ESPR and Digital Product Passports

Use ESPR to understand why DPPs are coming and which product categories the Commission is prioritising first.

Source-backed pageFrameworkReviewed 2 sources
01

What ESPR does

ESPR is the framework for ecodesign requirements for sustainable products. It allows the Commission to set product-specific or horizontal requirements through delegated acts, including requirements to make product information available via a Digital Product Passport.

02

What the first working plan adds

The 2025-2030 working plan names the first priority products and measures: textiles/apparel, furniture, tyres, mattresses, iron and steel, aluminium, repairability, and recycled content and recyclability of electrical and electronic equipment.

03

Why the numbers matter

The working plan says the new final and intermediate products to be regulated account for over EUR 1 trillion in annual EU market sales, including nearly EUR 500 billion in new products in the wider ESPR scope.
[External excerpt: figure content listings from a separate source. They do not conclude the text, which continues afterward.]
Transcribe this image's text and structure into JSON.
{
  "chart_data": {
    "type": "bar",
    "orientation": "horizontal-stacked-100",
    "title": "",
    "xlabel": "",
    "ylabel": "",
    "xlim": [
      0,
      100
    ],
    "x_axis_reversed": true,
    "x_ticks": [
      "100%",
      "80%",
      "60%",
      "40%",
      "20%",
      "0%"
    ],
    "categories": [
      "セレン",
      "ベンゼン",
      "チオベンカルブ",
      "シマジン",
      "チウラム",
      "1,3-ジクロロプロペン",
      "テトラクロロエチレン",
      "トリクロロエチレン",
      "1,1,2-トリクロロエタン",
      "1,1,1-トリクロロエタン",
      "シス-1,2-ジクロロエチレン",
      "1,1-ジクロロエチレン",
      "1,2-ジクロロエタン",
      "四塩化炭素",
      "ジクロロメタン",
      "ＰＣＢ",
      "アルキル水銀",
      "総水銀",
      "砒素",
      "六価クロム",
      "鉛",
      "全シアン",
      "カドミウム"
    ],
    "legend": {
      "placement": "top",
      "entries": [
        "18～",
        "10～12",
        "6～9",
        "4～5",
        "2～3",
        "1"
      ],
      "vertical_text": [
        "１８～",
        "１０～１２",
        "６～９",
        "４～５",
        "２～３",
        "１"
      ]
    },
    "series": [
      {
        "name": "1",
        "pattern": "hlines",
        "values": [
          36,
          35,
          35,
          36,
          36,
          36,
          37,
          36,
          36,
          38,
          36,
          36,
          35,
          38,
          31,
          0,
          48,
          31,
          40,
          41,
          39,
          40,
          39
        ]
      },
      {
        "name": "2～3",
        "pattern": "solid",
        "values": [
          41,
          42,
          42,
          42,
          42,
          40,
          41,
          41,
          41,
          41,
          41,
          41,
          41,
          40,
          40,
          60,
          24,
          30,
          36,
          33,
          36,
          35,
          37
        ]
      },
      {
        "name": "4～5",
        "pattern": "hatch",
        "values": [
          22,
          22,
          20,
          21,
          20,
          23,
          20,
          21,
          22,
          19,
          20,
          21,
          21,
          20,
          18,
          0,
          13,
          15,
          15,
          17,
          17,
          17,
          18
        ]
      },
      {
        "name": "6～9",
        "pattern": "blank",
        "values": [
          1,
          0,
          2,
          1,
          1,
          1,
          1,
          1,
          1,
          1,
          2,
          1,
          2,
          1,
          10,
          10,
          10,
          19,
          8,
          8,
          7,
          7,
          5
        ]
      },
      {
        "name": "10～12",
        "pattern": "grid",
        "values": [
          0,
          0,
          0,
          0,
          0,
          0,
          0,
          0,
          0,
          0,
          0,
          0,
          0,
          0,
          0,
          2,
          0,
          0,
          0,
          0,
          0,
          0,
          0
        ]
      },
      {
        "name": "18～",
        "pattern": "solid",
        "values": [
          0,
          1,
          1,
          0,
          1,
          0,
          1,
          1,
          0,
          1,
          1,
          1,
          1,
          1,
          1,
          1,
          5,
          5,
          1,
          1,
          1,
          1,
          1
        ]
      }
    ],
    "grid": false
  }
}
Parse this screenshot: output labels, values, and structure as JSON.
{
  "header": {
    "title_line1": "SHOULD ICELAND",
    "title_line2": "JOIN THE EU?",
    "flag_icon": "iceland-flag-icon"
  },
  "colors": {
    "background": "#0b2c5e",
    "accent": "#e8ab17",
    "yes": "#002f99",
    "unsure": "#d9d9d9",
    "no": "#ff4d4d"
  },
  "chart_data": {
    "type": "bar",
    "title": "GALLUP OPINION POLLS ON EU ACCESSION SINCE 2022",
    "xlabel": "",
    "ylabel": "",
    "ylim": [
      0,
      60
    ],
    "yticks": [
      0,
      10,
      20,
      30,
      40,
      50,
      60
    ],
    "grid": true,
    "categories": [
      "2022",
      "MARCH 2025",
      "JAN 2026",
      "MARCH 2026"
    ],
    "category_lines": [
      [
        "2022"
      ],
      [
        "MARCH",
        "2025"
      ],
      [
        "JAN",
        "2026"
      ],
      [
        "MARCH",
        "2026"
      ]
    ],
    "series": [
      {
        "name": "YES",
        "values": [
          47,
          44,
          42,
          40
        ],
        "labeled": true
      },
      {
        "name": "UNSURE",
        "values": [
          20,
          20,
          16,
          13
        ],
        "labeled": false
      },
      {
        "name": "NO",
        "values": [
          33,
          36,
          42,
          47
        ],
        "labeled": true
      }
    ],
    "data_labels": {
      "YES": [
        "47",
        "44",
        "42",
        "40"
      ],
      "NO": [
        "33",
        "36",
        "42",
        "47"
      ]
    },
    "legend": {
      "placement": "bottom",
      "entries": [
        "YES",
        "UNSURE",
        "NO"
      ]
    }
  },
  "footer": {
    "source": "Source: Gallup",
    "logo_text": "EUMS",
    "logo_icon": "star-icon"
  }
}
  • The same source estimates these products account for around 31% of climate-change impacts in the EU consumption basket.
  • It also estimates around 34% of fossil-resource-use impacts for that basket.
  • Those are policy-scale numbers, not revenue forecasts for any individual business.
04

The important caution

A working-plan year is an indicative timeline for adoption of a measure. It should not be rewritten as a universal business deadline unless the final delegated act says so.

05

Practical reading order

Use the ESPR for the framework, the working plan for category prioritisation, the delegated act for actual product obligations, and the vendor contract only after those first three layers are understood.